Systemic risks of tick-borne disease transmission: Indoor survival patterns reveal gaps in public health infrastructure and climate adaptation strategies

Indigenous knowledge systems worldwide have long recognized ticks as sentinels of ecological imbalance, linking their proliferation to deforestation, livestock density, and climate shifts. Many communities, such as the Navajo in the Southwest U.S., use plant-based repellents (e.g., juniper, sage) and land management practices (controlled burns) to mitigate tick populations sustainably. Western science’s focus on indoor survival ignores these systemic solutions, instead framing ticks as isolated threats requiring industrial-scale eradication. The erasure of Indigenous expertise reflects a broader pattern of colonial knowledge extraction, where local practices are dismissed until validated by Western research.

Tick-borne diseases like Lyme have historical precedents dating back centuries, with outbreaks in Europe linked to medieval deforestation and the rise of pastoralism. The 1970s discovery of Lyme disease in Connecticut was preceded by similar epidemics in 19th-century France and Russia, where deforestation and agricultural expansion disrupted natural predator-prey dynamics. The current indoor survival phenomenon mirrors historical patterns of zoonotic spillover, where human encroachment into wildlife habitats accelerates disease transmission. Yet, modern public health systems often treat such events as anomalies rather than predictable outcomes of systemic ecological disruption.

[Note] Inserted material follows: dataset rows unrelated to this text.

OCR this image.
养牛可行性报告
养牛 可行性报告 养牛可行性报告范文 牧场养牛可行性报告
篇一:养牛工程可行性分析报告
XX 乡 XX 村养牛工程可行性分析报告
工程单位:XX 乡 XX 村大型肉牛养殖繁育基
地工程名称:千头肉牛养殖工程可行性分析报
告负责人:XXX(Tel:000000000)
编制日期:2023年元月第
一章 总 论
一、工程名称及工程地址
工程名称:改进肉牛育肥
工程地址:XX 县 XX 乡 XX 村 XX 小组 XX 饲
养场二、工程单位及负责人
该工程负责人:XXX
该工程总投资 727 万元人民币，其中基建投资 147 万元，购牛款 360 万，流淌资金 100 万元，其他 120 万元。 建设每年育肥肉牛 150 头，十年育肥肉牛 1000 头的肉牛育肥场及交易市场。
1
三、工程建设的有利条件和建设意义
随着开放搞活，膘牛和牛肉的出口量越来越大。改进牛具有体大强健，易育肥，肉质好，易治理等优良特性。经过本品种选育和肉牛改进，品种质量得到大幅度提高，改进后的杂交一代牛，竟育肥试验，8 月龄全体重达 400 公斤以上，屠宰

Cross-culturally, ticks are often viewed through a lens of ecological reciprocity rather than outright eradication. In Japan, traditional *satoyama* landscapes—managed through agroforestry—maintain a balance between biodiversity and human activity, reducing tick habitats naturally. African communities like the Himba in Namibia use ochre-based pastes to repel ticks from livestock, a practice with emerging scientific validation for its acaricidal properties. Western framing, by contrast, prioritizes chemical pesticides and indoor cleaning, which can disrupt these holistic systems and create new vulnerabilities. The lack of cross-cultural synthesis in research perpetuates a fragmented understanding of tick ecology.

The study’s focus on hard-surface floors overlooks critical transmission pathways, such as pet fur, clothing, and outdoor-to-indoor transport, which are more epidemiologically relevant. Research shows that ticks can survive longer on porous surfaces like carpets and upholstery, yet the study’s methodology may underestimate these risks. Additionally, the study does not address the growing problem of tick resistance to common pesticides, a phenomenon documented in Europe and North America. Future research should integrate genomic surveillance of tick populations to track resistance and climate-driven range expansions.

Artistic and spiritual traditions often depict ticks as symbols of imbalance or parasitic relationships, reflecting ecological truths. In some African oral traditions, ticks are associated with greed and exploitation, mirroring their role as vectors of disease that exploit host vulnerabilities. Indigenous Australian art sometimes uses tick motifs to represent the interconnectedness of land, animals, and humans, emphasizing harmony over control. Western literature, however, often frames ticks as monstrous invaders, reinforcing a binary of human-nature opposition that obscures systemic solutions. These contrasting narratives highlight the need for culturally sensitive approaches to pest management.

Climate projections indicate that tick survival indoors will increase as winters warm and extreme weather events force wildlife into human habitats, creating new transmission hotspots. Scenario modeling suggests that by 2050, regions like the U.S. Midwest and Northern Europe could see a 30-50% expansion in tick ranges, with indoor survival extending to 4-6 weeks in heated homes. Public health systems must prepare for these shifts by integrating predictive modeling, community-based surveillance, and adaptive land-use policies. Failure to act risks a future where tick-borne diseases become endemic in urban areas, disproportionately affecting low-income populations.

Marginalized communities, including Indigenous peoples, rural farmers, and low-income urban residents, face the highest burdens of tick-borne diseases but have the least access to healthcare and policy influence. In the U.S., Black and Hispanic populations are less likely to receive timely Lyme disease diagnoses due to systemic biases in healthcare access and provider education. Globally, subsistence farmers in South Asia and East Africa lack resources to implement Western-style tick control, yet possess deep ecological knowledge that could inform sustainable solutions. The exclusion of these voices from research and policy perpetuates cycles of vulnerability and reinforces colonial power structures in health governance.